In fact, there was nothing wanted to make the dinner most sumptuous, excellent,
and kingly.”
I wonder how many of
your aldermanic readers will endorse this concluding eulogy?
The Rajah, by a Royal
fiction, was not supposed to be present at our dinner, but he really posted
himself at the upper end of the room behind a curtain … and he evidently took
the keenest and most amused interest in all that was going on, constantly
sending complimentary presents, usually mysterious specimens of sweetmeat, or
curry, or sherbet, to any old friends or acquaintances whom he happened to
recognize among the guests.
A
number of cookery books on Indian (or more properly, Anglo-Indian) foods were
published for English audiences in the second half of the nineteenth century.
Today I have chosen as the source of the recipe for the day Indian cookery and confectionery (407
recipes) by Mrs. I.R. Dey, published in Calcutta in 1900. I give you a nice,
and I hope sufficiently fanciful rice dish.

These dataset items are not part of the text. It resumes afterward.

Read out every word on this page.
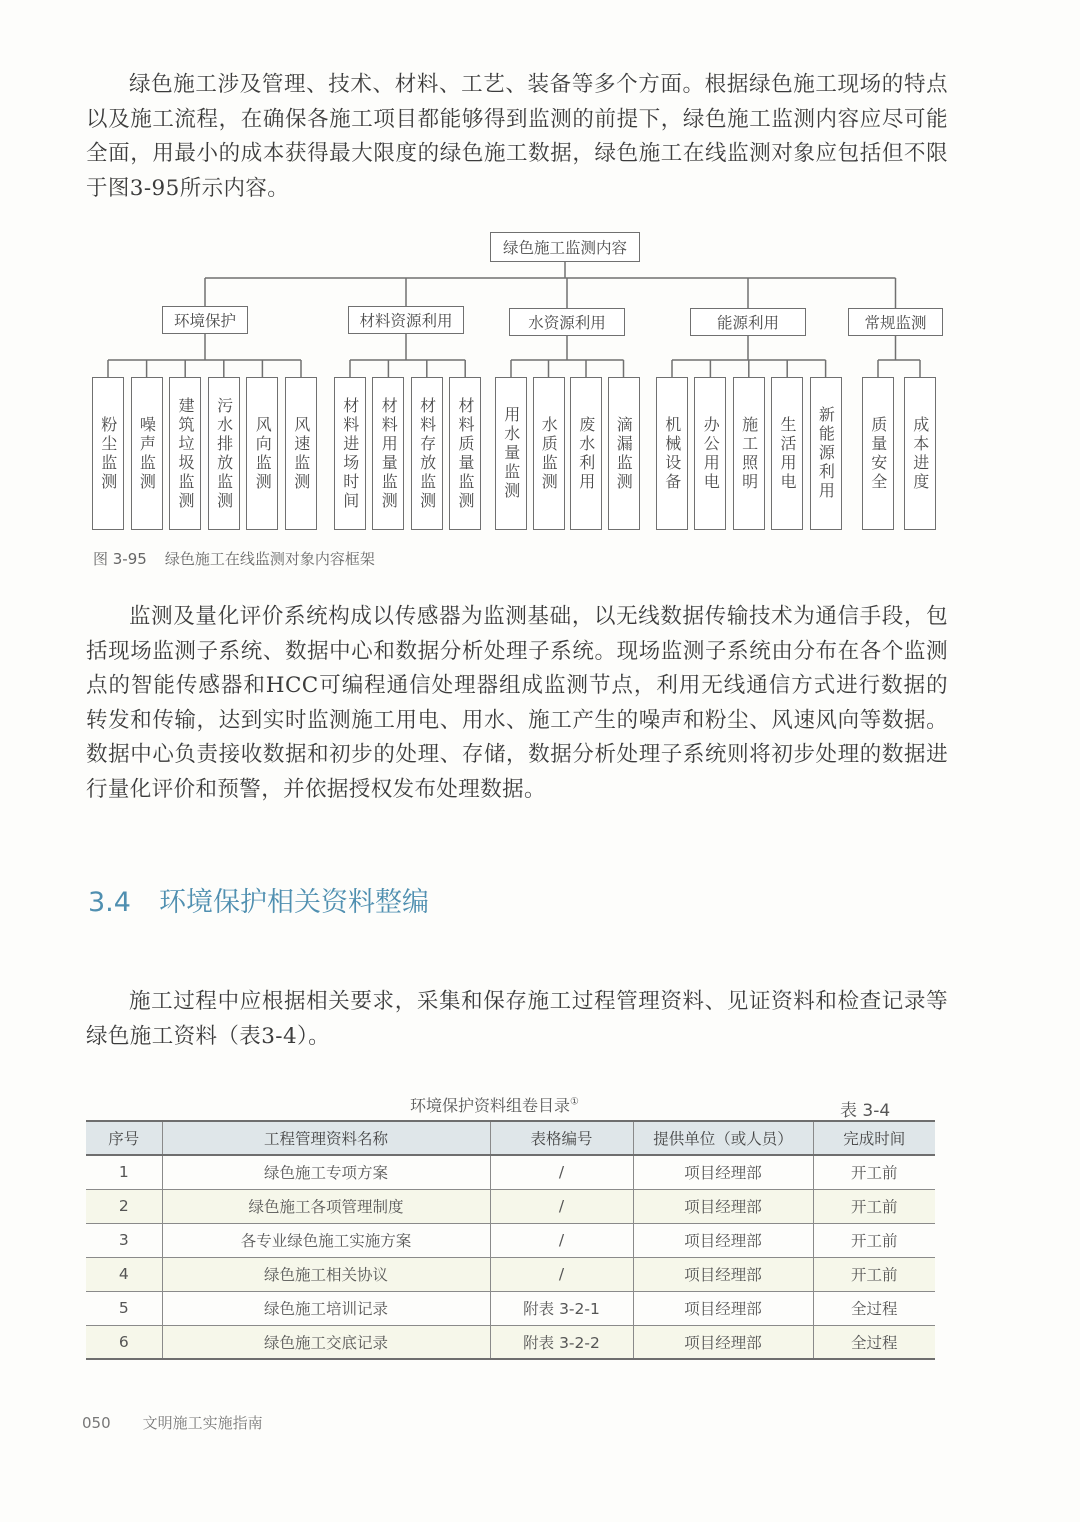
绿色施工涉及管理、技术、材料、工艺、装备等多个方面。根据绿色施工现场的特点以及施工流程，在确保各施工项目都能够得到监测的前提下，绿色施工监测内容应尽可能全面，用最小的成本获得最大限度的绿色施工数据，绿色施工在线监测对象应包括但不限于图3-95所示内容。

绿色施工监测内容
环境保护
粉尘监测	噪声监测	建筑垃圾监测	污水排放监测	风向监测	风速监测
材料资源利用
材料进场时间	材料用量监测	材料存放监测	材料质量监测
水资源利用
用水量监测	水质监测	废水利用	滴漏监测
能源利用
机械设备	办公用电	施工照明	生活用电	新能源利用
常规监测
质量安全	成本进度
图 3-95 绿色施工在线监测对象内容框架

监测及量化评价系统构成以传感器为监测基础，以无线数据传输技术为通信手段，包括现场监测子系统、数据中心和数据分析处理子系统。现场监测子系统由分布在各个监测点的智能传感器和HCC可编程通信处理器组成监测节点，利用无线通信方式进行数据的转发和传输，达到实时监测施工用电、用水、施工产生的噪声和粉尘、风速风向等数据。数据中心负责接收数据和初步的处理、存储，数据分析处理子系统则将初步处理的数据进行量化评价和预警，并依据授权发布处理数据。

3.4 环境保护相关资料整编

施工过程中应根据相关要求，采集和保存施工过程管理资料、见证资料和检查记录等绿色施工资料（表3-4）。

环境保护资料组卷目录①	表 3-4
序号	工程管理资料名称	表格编号	提供单位（或人员）	完成时间
1	绿色施工专项方案	/	项目经理部	开工前
2	绿色施工各项管理制度	/	项目经理部	开工前
3	各专业绿色施工实施方案	/	项目经理部	开工前
4	绿色施工相关协议	/	项目经理部	开工前
5	绿色施工培训记录	附表 3-2-1	项目经理部	全过程
6	绿色施工交底记录	附表 3-2-2	项目经理部	全过程
050 文明施工实施指南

But firstly I must give you a translation of the weight measures, as
given in the book.
MEASURE OF WEIGHT
16 Annas = 1 tola or
bhari (the weight of a rupee)
16 Annas = 6 ½ drams
(avoir.) = 175 grains.
5 Tolas = 1 chhatack =
2 oz. (avoir.)
4 Kanch-chas = 1
chhatak.
4 Chhataks = 1 powa = ½
lb. (avoir.)
4 Powas = 1 seer = 2
lbs. (avoir.)
80 Tolas – 1 seer.
40 Seers = 1 Maund.
POLAO
WITH ANARAS (Pine apple )
Required :- Meat 1
seer, rice 1 seer, pine-apple peeled, and cut into medium pieces 1 ½ seer,
lemon juice ½ powa, or more if desired, sugar ½ seer, ginger 3 tolas,
coriander-seeds 1 ½ tolas, black cumin seeds 1 tola, cloves ¼ tola, cinnamon ¼ tola,
cardamom ¼ tola, saffron ¼ tola, salt 4 tolas, ghee ½ seer, and water 4 seers.
Method:- Make a
saturated solution of the sugar and boil the pieces of pine-apple in it with
the lemon-juice after seasoning them for about an hour or more with one tola of
salt. Then boil the meat in about 4 seers of water until the latter reduces
half, to less than [sic]. Heat about ½ powa of ghee in a pan and season it by
frying ½ tola of black cumin, and then fry the boiled meat in the ghee after
separating them from the water, till they are slightly brown and do not stick
to one another, Then add the water again and allow the whole thing to boil. In
the meantime heat on another oven about ½ powa of ghee in another pan and
slightly fry the remaining ½ tola of black -cumin, cloves, cinnamons and
cardamoms, all entire, in it. A few cassia leaves may also be fried. When the
flavour of the spices fill your nose, add the rice, washed, dried and smeared with
saffron, ginger and coriander seeds, all pasted, and stir till some, of the rice
begin to burst. Then add the boiling meat with the water to the rice, add salt
and allow the whole thing to boil under cover after stirring it well. About 10
minutes before taking it down from the oven add the pieces of pine-apples with
the sugar solution. When the water dries up, pour about one powa of hot ghee
and stir to render the whole mass non-sticky. Polao is now ready for the dish.
Always be careful to add hot water if at any time during the preparation water
runs short in the pan. This preparation and also the following ones in this
chapter must be made on slow heat.
I
do love that instruction “when the flavour of the spices fill your nose.”!